CDC director under heavy fire for sudden change to COVID PCR test isolation rules

At this point in the COVID-19 pandemic, it’s truly no wonder why so many Americans have legitimate questions. The latest round of controversy surrounding the Centers for Disease Control and Prevention (CDC) came after the agency made a monumental change to its pandemic guidance last week.

According to the Daily Caller, Rochelle Walensky, director of the CDC, came under heavy fire after she admitted during a Good Morning America interview that PCR COVID-19 tests can stay positive for up to 12 weeks. 

Because of that revelation, under new CDC guidance, a negative PCR test is no longer required to leave quarantine, with Walensky admitting, “We would have people in isolation for a very long time if we were relying on PCRs.”

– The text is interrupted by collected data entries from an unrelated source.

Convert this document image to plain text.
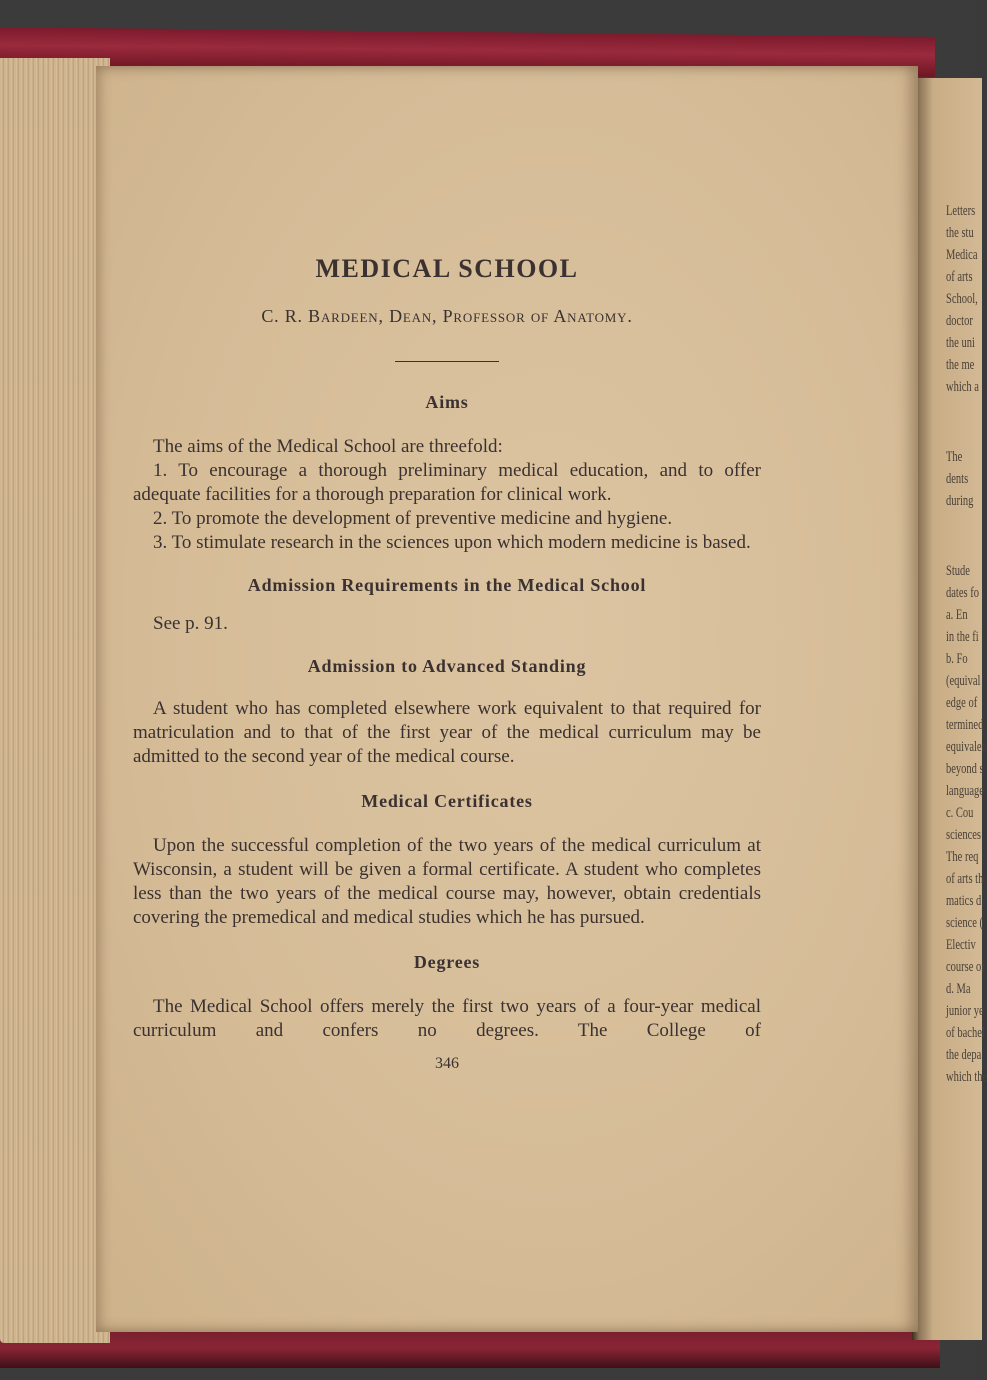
Letters
the stu
Medica
of arts
School,
doctor
the uni
the me
which a
The
dents
during
Stude
dates fo
a. En
in the fi
b. Fo
(equival
edge of
termined
equivalen
beyond s
language
c. Cou
sciences
The req
of arts th
matics d
science (
Electiv
course of
d. Ma
junior ye
of bachel
the depa
which the
MEDICAL SCHOOL

C. R. Bardeen, Dean, Professor of Anatomy.

Aims

The aims of the Medical School are threefold:

1. To encourage a thorough preliminary medical education, and to offer adequate facilities for a thorough preparation for clinical work.

2. To promote the development of preventive medicine and hygiene.

3. To stimulate research in the sciences upon which modern medicine is based.

Admission Requirements in the Medical School

See p. 91.

Admission to Advanced Standing

A student who has completed elsewhere work equivalent to that required for matriculation and to that of the first year of the medical curriculum may be admitted to the second year of the medical course.

Medical Certificates

Upon the successful completion of the two years of the medical curriculum at Wisconsin, a student will be given a formal certificate. A student who completes less than the two years of the medical course may, however, obtain credentials covering the premedical and medical studies which he has pursued.

Degrees

The Medical School offers merely the first two years of a four-year medical curriculum and confers no degrees. The College of

346
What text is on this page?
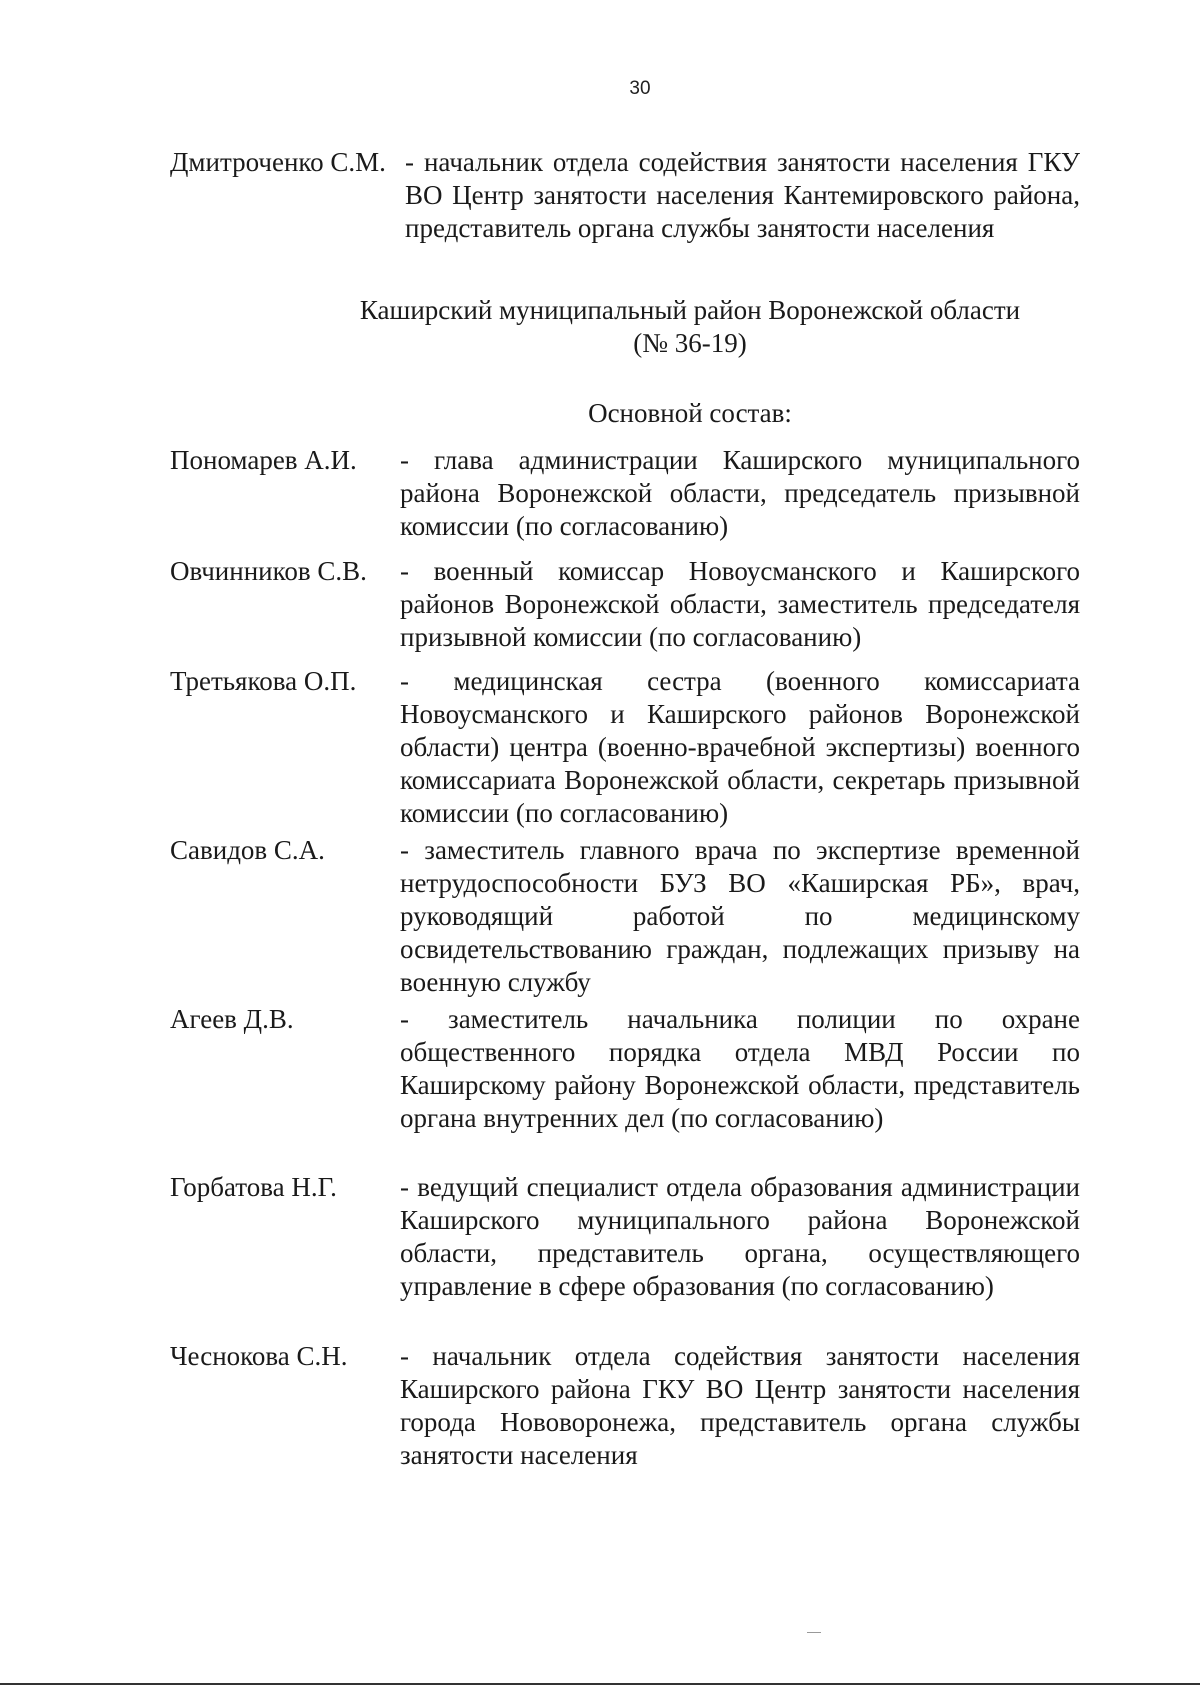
30
Дмитроченко С.М. - начальник отдела содействия занятости населения ГКУ ВО Центр занятости населения Кантемировского района, представитель органа службы занятости населения
Каширский муниципальный район Воронежской области
(№ 36-19)
Основной состав:
Пономарев А.И. - глава администрации Каширского муниципального района Воронежской области, председатель призывной комиссии (по согласованию)
Овчинников С.В. - военный комиссар Новоусманского и Каширского районов Воронежской области, заместитель председателя призывной комиссии (по согласованию)
Третьякова О.П. - медицинская сестра (военного комиссариата Новоусманского и Каширского районов Воронежской области) центра (военно-врачебной экспертизы) военного комиссариата Воронежской области, секретарь призывной комиссии (по согласованию)
Савидов С.А.	- заместитель главного врача по экспертизе временной нетрудоспособности БУЗ ВО «Каширская РБ», врач, руководящий работой по медицинскому освидетельствованию граждан, подлежащих призыву на военную службу
Агеев Д.В.	- заместитель начальника полиции по охране общественного порядка отдела МВД России по Каширскому району Воронежской области, представитель органа внутренних дел (по согласованию)
Горбатова Н.Г. - ведущий специалист отдела образования администрации Каширского муниципального района Воронежской области, представитель органа, осуществляющего управление в сфере образования (по согласованию)
Чеснокова С.Н. - начальник отдела содействия занятости населения Каширского района ГКУ ВО Центр занятости населения города Нововоронежа, представитель органа службы занятости населения
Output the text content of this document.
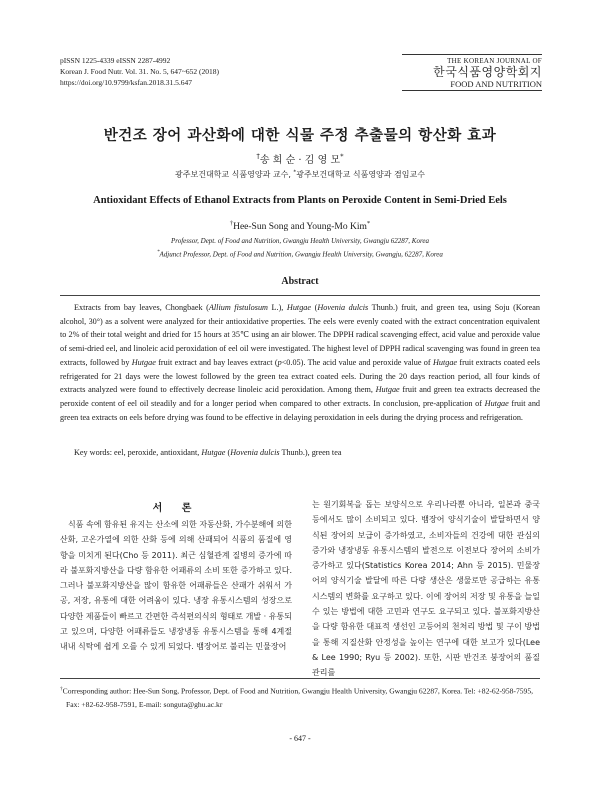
pISSN 1225-4339 eISSN 2287-4992
Korean J. Food Nutr. Vol. 31. No. 5, 647~652 (2018)
https://doi.org/10.9799/ksfan.2018.31.5.647
THE KOREAN JOURNAL OF
한국식품영양학회지
FOOD AND NUTRITION
반건조 장어 과산화에 대한 식물 주정 추출물의 항산화 효과
†송 희 순 · 김 영 모*
광주보건대학교 식품영양과 교수, *광주보건대학교 식품영양과 겸임교수
Antioxidant Effects of Ethanol Extracts from Plants on Peroxide Content in Semi-Dried Eels
†Hee-Sun Song and Young-Mo Kim*
Professor, Dept. of Food and Nutrition, Gwangju Health University, Gwangju 62287, Korea
*Adjunct Professor, Dept. of Food and Nutrition, Gwangju Health University, Gwangju, 62287, Korea
Abstract
Extracts from bay leaves, Chongbaek (Allium fistulosum L.), Hutgae (Hovenia dulcis Thunb.) fruit, and green tea, using Soju (Korean alcohol, 30°) as a solvent were analyzed for their antioxidative properties. The eels were evenly coated with the extract concentration equivalent to 2% of their total weight and dried for 15 hours at 35℃ using an air blower. The DPPH radical scavenging effect, acid value and peroxide value of semi-dried eel, and linoleic acid peroxidation of eel oil were investigated. The highest level of DPPH radical scavenging was found in green tea extracts, followed by Hutgae fruit extract and bay leaves extract (p<0.05). The acid value and peroxide value of Hutgae fruit extracts coated eels refrigerated for 21 days were the lowest followed by the green tea extract coated eels. During the 20 days reaction period, all four kinds of extracts analyzed were found to effectively decrease linoleic acid peroxidation. Among them, Hutgae fruit and green tea extracts decreased the peroxide content of eel oil steadily and for a longer period when compared to other extracts. In conclusion, pre-application of Hutgae fruit and green tea extracts on eels before drying was found to be effective in delaying peroxidation in eels during the drying process and refrigeration.
Key words: eel, peroxide, antioxidant, Hutgae (Hovenia dulcis Thunb.), green tea
서 론
식품 속에 함유된 유지는 산소에 의한 자동산화, 가수분해에 의한 산화, 고온가열에 의한 산화 등에 의해 산패되어 식품의 품질에 영향을 미치게 된다(Cho 등 2011). 최근 심혈관계 질병의 증가에 따라 불포화지방산을 다량 함유한 어패류의 소비 또한 증가하고 있다. 그러나 불포화지방산을 많이 함유한 어패류들은 산패가 쉬워서 가공, 저장, 유통에 대한 어려움이 있다. 냉장 유통시스템의 성장으로 다양한 제품들이 빠르고 간편한 즉석편의식의 형태로 개발 · 유통되고 있으며, 다양한 어패류들도 냉장냉동 유통시스템을 통해 4계절 내내 식탁에 쉽게 오를 수 있게 되었다. 뱀장어로 불리는 민물장어
는 원기회복을 돕는 보양식으로 우리나라뿐 아니라, 일본과 중국 등에서도 많이 소비되고 있다. 뱀장어 양식기술이 발달하면서 양식된 장어의 보급이 증가하였고, 소비자들의 건강에 대한 관심의 증가와 냉장냉동 유통시스템의 발전으로 이전보다 장어의 소비가 증가하고 있다(Statistics Korea 2014; Ahn 등 2015). 민물장어의 양식기술 발달에 따른 다량 생산은 생물로만 공급하는 유통시스템의 변화를 요구하고 있다. 이에 장어의 저장 및 유통을 늘일 수 있는 방법에 대한 고민과 연구도 요구되고 있다. 불포화지방산을 다량 함유한 대표적 생선인 고등어의 천처리 방법 및 구이 방법을 통해 지질산화 안정성을 높이는 연구에 대한 보고가 있다(Lee & Lee 1990; Ryu 등 2002). 또한, 시판 반건조 붕장어의 품질관리를
†Corresponding author: Hee-Sun Song, Professor, Dept. of Food and Nutrition, Gwangju Health University, Gwangju 62287, Korea. Tel: +82-62-958-7595, Fax: +82-62-958-7591, E-mail: songuta@ghu.ac.kr
- 647 -
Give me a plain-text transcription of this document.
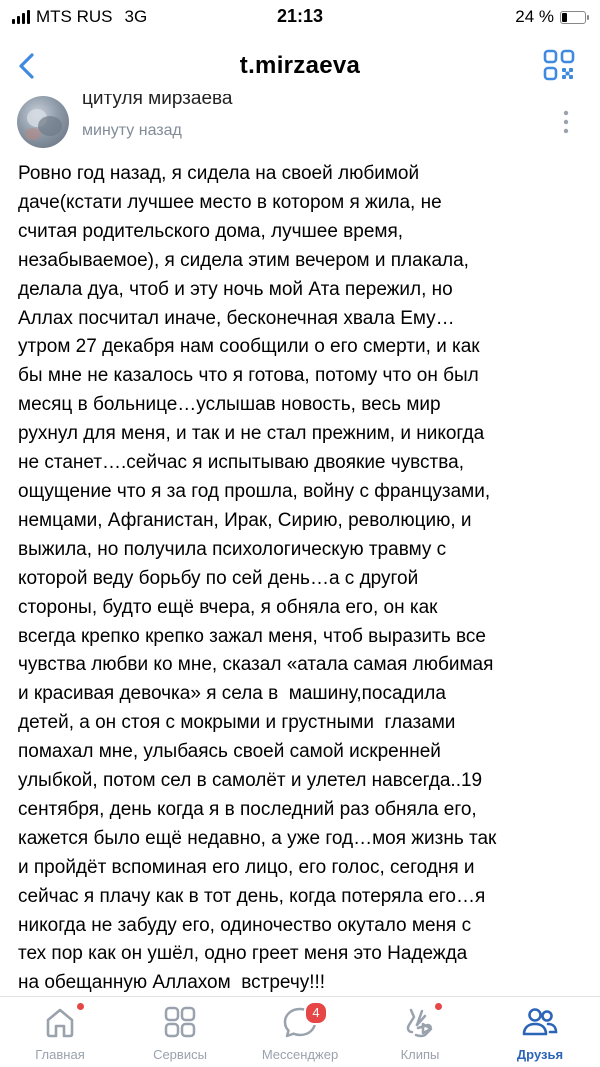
MTS RUS 3G	21:13	24 %
t.mirzaeva
цитуля мирзаева
минуту назад
Ровно год назад, я сидела на своей любимой
даче(кстати лучшее место в котором я жила, не
считая родительского дома, лучшее время,
незабываемое), я сидела этим вечером и плакала,
делала дуа, чтоб и эту ночь мой Ата пережил, но
Аллах посчитал иначе, бесконечная хвала Ему…
утром 27 декабря нам сообщили о его смерти, и как
бы мне не казалось что я готова, потому что он был
месяц в больнице…услышав новость, весь мир
рухнул для меня, и так и не стал прежним, и никогда
не станет….сейчас я испытываю двоякие чувства,
ощущение что я за год прошла, войну с французами,
немцами, Афганистан, Ирак, Сирию, революцию, и
выжила, но получила психологическую травму с
которой веду борьбу по сей день…а с другой
стороны, будто ещё вчера, я обняла его, он как
всегда крепко крепко зажал меня, чтоб выразить все
чувства любви ко мне, сказал «атала самая любимая
и красивая девочка» я села в  машину,посадила
детей, а он стоя с мокрыми и грустными  глазами
помахал мне, улыбаясь своей самой искренней
улыбкой, потом сел в самолёт и улетел навсегда..19
сентября, день когда я в последний раз обняла его,
кажется было ещё недавно, а уже год…моя жизнь так
и пройдёт вспоминая его лицо, его голос, сегодня и
сейчас я плачу как в тот день, когда потеряла его…я
никогда не забуду его, одиночество окутало меня с
тех пор как он ушёл, одно греет меня это Надежда
на обещанную Аллахом  встречу!!!
Главная	Сервисы
4
Мессенджер	Клипы	Друзья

In other words, for nearly two years now, Americans have taken extreme isolation and lockdown measures upon testing positive for the virus, even though presumably a large number of those positive tests were likely false or inaccurate, given that their infection might have dissipated days or weeks prior.

It’s not surprising

A number of doctors who can think for themselves and not rely on talking points handed to them by the Biden administration have warned for some time that PCR tests can be “oversensitive.”

But as we’ve seen over the course of the pandemic, that kind of information was nothing less than juicy, low-hanging fruit for so-called “fact-checkers” deployed by social media companies, who often removed or censored legitimate COVID-19 guidance and content from actual doctors and scientists who dared speak out.

Thanks to the CDC not keeping Americans up to date with the latest revelations, one can barely fathom the cumulative time lost by millions of people who believed they were still positive for the virus, in some cases weeks and months after their initial positive results.

New quarantine rules

Causing even more confusion and outrage was another move by Walensky’s CDC in which the agency cut the quarantine or isolation time from 10 days, as it has been for nearly two years now, suddenly down to five days, even as the mild omicron variant continues to spread across the country.

According to NPR, the CDC revised the timeline as apparently COVID-19 only spreads during the first few days after symptoms appear.

“Therefore, people who test positive should isolate for 5 days and, if asymptomatic at that time, they may leave isolation if they can continue to mask for 5 days to minimize the risk of infecting others,” the CDC wrote.

With these profound changes, it’s not surprising that millions of Americans have even more questions now, and have undoubtedly lost confidence in the one agency that is supposed to ensure our safety and be up to date at all times.